子育て支援は「お金」が重要 内閣府の意識調査
母親が重要と考える少子化対策は、仕事と子育ての両立支援から、保育料の軽減など「経済的支援」に変わってきている――。内閣府が、子どもを持つ女性を対象に実施した意識調査で、こんな傾向が浮かび上がった。パート労働者の割合が増加している若年層で、子育てに必要な所得が得られていない夫婦が増えていることが背景にあると見られる。
調査(面接方式)は今年2月から3月にかけて、都市部に住む20歳から49歳までの子育て世代の母親4000人を対象に実施、2260人から回答を得た。
少子化対策として何が重要な政策かという設問(複数回答)では、「保育・教育、医療費への補助など経済的支援」をあげた人が69.9%で最も多かった。保育所の充実や育児休業、再就職支援などの両立支援策はいずれも3割台にとどまった。

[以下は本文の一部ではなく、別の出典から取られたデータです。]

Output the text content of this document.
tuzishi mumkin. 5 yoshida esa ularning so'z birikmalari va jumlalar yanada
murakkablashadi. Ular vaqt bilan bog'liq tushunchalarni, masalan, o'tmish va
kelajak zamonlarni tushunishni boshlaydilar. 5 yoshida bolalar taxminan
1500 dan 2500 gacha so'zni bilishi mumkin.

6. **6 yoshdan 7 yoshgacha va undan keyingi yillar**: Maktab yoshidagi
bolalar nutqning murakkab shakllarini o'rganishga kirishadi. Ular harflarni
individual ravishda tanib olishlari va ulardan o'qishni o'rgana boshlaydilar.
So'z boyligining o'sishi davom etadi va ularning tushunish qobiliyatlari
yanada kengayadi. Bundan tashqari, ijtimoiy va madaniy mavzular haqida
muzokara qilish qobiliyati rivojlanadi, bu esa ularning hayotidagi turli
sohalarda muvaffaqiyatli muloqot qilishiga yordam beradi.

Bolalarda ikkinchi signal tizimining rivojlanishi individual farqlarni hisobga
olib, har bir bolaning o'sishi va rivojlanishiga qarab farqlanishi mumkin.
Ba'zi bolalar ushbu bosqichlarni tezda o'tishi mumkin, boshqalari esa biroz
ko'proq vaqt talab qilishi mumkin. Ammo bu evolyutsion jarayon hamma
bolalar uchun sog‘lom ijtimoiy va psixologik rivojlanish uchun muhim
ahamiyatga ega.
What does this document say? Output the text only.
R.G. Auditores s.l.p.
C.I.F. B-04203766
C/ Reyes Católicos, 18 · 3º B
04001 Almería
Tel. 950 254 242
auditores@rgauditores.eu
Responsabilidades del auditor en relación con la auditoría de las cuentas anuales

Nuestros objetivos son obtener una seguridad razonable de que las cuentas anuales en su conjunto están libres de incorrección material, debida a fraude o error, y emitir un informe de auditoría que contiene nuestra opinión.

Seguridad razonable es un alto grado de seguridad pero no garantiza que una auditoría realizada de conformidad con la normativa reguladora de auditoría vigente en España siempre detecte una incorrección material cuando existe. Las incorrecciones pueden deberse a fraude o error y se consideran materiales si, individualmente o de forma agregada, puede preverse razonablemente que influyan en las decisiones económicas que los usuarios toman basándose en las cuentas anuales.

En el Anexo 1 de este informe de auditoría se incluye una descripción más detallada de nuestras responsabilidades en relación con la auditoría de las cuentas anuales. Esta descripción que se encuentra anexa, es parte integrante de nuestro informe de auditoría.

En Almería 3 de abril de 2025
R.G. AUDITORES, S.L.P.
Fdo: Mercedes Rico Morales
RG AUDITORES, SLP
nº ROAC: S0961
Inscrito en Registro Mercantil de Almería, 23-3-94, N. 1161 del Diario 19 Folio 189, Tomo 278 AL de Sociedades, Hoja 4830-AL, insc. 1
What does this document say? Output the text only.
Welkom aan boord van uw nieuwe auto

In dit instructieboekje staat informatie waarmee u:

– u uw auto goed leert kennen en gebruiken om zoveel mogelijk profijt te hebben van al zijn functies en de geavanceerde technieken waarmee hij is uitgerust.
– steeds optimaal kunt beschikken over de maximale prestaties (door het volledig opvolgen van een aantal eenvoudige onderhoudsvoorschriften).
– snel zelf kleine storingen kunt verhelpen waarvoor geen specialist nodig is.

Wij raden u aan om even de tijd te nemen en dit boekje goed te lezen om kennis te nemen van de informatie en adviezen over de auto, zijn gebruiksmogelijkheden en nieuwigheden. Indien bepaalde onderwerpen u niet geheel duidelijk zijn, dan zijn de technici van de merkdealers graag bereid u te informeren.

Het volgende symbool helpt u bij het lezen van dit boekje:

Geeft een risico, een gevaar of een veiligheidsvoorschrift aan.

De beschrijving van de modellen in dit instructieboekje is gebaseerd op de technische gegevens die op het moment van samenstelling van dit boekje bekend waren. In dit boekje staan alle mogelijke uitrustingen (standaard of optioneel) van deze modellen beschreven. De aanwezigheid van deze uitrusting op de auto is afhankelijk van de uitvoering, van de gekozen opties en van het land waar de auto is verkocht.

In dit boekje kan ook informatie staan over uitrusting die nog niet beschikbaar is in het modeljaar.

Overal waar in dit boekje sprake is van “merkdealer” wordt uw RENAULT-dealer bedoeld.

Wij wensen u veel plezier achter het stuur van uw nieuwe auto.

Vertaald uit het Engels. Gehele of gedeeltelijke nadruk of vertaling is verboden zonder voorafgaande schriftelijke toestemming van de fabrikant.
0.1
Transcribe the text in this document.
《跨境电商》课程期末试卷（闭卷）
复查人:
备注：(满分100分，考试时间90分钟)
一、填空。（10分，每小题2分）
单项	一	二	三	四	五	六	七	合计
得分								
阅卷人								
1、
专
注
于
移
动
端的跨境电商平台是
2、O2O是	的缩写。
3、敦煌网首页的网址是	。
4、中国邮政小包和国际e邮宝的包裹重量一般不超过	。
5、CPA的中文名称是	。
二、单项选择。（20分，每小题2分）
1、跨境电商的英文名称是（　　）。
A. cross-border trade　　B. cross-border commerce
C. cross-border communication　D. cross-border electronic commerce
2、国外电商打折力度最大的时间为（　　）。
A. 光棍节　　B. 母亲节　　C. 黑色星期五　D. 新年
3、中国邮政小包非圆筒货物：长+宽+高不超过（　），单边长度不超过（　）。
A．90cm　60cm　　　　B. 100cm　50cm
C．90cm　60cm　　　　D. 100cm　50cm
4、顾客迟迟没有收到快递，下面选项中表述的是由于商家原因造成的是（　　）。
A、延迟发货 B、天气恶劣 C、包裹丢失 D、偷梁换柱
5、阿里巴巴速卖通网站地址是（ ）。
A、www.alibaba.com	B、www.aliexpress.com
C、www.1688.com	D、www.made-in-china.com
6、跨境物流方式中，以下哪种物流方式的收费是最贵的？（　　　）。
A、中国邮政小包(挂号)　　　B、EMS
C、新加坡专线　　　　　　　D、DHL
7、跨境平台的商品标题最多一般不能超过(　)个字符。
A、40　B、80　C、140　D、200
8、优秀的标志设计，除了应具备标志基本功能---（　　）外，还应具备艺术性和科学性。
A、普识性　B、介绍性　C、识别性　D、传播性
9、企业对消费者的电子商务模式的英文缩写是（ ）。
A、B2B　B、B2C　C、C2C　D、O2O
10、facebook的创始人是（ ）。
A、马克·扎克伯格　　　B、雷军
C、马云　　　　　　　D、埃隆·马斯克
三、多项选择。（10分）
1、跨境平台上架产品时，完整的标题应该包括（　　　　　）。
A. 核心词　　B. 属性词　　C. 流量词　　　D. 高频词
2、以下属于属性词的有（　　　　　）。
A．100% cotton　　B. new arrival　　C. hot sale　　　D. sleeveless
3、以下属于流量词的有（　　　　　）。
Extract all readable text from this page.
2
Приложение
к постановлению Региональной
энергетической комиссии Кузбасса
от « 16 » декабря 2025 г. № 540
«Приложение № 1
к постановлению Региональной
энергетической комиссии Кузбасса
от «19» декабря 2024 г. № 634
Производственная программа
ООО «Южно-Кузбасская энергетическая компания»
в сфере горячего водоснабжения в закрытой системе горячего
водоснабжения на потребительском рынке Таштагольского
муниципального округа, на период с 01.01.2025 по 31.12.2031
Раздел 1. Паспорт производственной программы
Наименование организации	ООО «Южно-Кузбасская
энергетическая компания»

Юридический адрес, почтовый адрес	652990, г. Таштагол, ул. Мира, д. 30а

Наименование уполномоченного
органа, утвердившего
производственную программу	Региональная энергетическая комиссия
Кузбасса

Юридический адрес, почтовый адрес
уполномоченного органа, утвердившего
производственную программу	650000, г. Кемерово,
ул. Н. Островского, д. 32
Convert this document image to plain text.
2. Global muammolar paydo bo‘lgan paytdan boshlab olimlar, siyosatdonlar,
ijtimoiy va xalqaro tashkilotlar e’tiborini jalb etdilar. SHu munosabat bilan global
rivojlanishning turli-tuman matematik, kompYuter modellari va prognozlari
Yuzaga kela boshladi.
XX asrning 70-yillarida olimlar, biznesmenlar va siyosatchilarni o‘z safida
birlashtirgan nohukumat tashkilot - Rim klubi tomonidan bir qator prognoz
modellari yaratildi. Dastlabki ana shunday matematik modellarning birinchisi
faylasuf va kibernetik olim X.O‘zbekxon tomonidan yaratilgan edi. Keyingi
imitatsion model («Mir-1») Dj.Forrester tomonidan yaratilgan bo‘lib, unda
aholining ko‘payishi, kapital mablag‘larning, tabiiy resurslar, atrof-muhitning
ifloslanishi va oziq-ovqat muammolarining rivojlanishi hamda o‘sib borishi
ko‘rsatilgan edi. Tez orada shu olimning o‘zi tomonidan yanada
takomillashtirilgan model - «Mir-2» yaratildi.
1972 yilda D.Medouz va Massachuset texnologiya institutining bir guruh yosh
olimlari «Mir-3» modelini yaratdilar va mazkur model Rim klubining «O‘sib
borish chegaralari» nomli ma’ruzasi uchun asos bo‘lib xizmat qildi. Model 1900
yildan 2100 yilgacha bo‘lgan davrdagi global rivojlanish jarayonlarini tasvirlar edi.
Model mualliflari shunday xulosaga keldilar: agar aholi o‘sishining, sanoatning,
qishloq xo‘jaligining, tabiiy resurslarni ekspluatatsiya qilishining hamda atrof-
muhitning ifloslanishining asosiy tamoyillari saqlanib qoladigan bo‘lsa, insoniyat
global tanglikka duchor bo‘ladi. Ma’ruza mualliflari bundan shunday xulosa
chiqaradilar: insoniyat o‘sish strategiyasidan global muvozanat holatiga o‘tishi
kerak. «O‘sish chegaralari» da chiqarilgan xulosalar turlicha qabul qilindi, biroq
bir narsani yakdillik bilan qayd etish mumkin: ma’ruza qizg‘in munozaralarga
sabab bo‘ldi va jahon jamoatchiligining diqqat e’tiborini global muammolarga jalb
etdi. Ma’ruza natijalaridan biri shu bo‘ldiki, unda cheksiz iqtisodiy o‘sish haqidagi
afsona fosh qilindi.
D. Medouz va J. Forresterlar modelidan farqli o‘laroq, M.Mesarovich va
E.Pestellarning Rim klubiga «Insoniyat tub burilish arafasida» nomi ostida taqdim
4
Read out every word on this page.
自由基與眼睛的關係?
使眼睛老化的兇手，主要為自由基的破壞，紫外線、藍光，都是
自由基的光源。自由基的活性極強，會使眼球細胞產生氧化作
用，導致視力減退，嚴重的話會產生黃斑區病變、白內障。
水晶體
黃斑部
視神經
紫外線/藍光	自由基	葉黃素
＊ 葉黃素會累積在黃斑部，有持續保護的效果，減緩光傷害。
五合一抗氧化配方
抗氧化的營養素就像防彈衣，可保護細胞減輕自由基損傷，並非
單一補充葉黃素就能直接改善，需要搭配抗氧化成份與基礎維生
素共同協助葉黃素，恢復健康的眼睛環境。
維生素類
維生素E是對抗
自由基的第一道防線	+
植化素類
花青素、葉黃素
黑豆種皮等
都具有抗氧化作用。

一方、99年に総理府(当時)が行った意識調査で、必要な支援を聞いた際には「子育て中の夫婦が共に働けるような環境整備」が、税負担の軽減や現金給付の充実といった経済的支援を上回っていた。
内閣府の05年版国民生活白書によると、子育て世代の実質可処分所得は90年以降、ほとんど伸びていない一方で、世代内の所得格差は97年から広がっている。同府では「子育てに必要な所得のない夫婦が増えていることが、経済的支援を求める声の増加につながった」と見ている。